Would protecting tropical forest fragments provide carbon and biodiversity cobenefits under REDD+?

Tropical forests store vast amounts of carbon and are the most biodiverse terrestrial habitats, yet they are being converted and degraded at alarming rates. Given global shortfalls in the budgets required to prevent carbon and biodiversity loss, we need to seek solutions that simultaneously address both issues. Of particular interest are carbon-based payments under the Reducing Emissions from Deforestation and Forest Degradation (REDD+) mechanism to also conserve biodiversity at no additional cost. One potential is for REDD+ to protect forest fragments, especially within biomes where contiguous forest cover has diminished dramatically, but we require empirical tests of the strength of any carbon and biodiversity cobenefits in such fragmented systems. Using the globally threatened Atlantic Forest landscape, we measured above-ground carbon stocks within forest fragments spanning 13 to 23 442 ha in area and with different degrees of isolation.
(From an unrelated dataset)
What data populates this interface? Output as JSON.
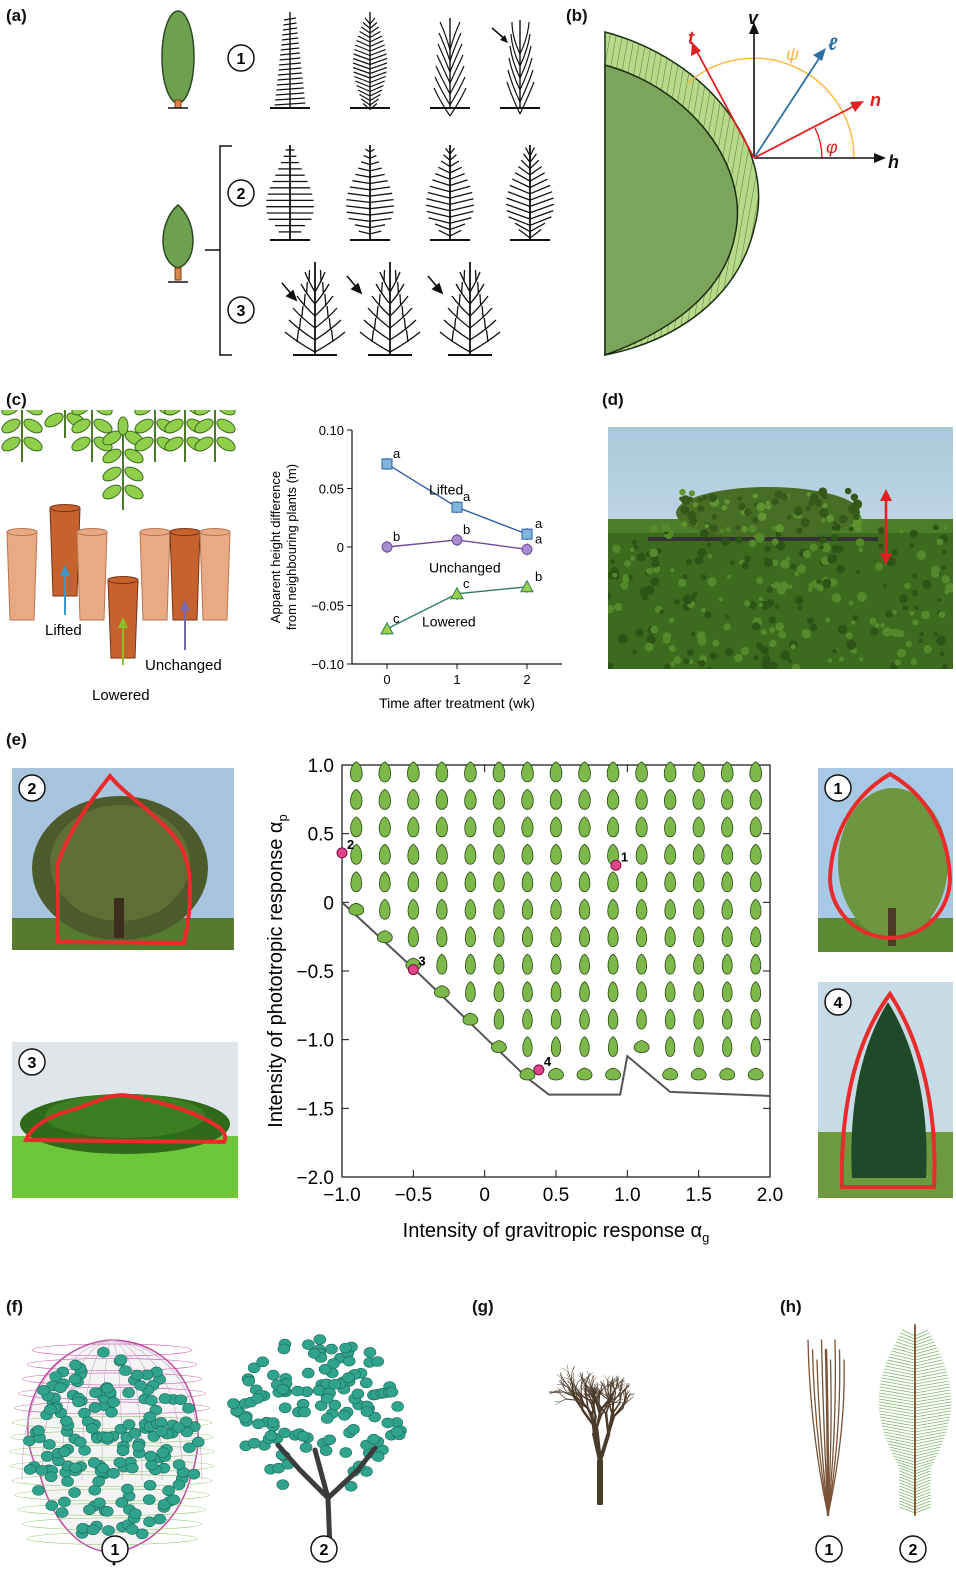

We related these stocks to tree community structure and to the richness and abundance of endemic and IUCN Red-listed species. We found that increasing fragment size has a positive relationship with above-ground carbon stock and with abundance of IUCN Red-listed species and tree community structure. We also found negative relationships between distance from large forest block and tree community structure, endemic species richness and abundance, and IUCN Red-listed species abundance. These resulted in positive congruence between carbon stocks and Red-listed species, and the abundance and richness of endemic species, demonstrating vital cobenefits. As such, protecting forest fragments in hotspots of biodiversity, particularly larger fragments and those closest to sources, offers important carbon and biodiversity cobenefits. More generally, our results suggest that macroscale models of cobenefits under REDD+ have likely overlooked key benefits at small scales, indicating the necessity to apply models that include finer-grained assessments in fragmented landscapes rather than using averaged coarse-grained cells.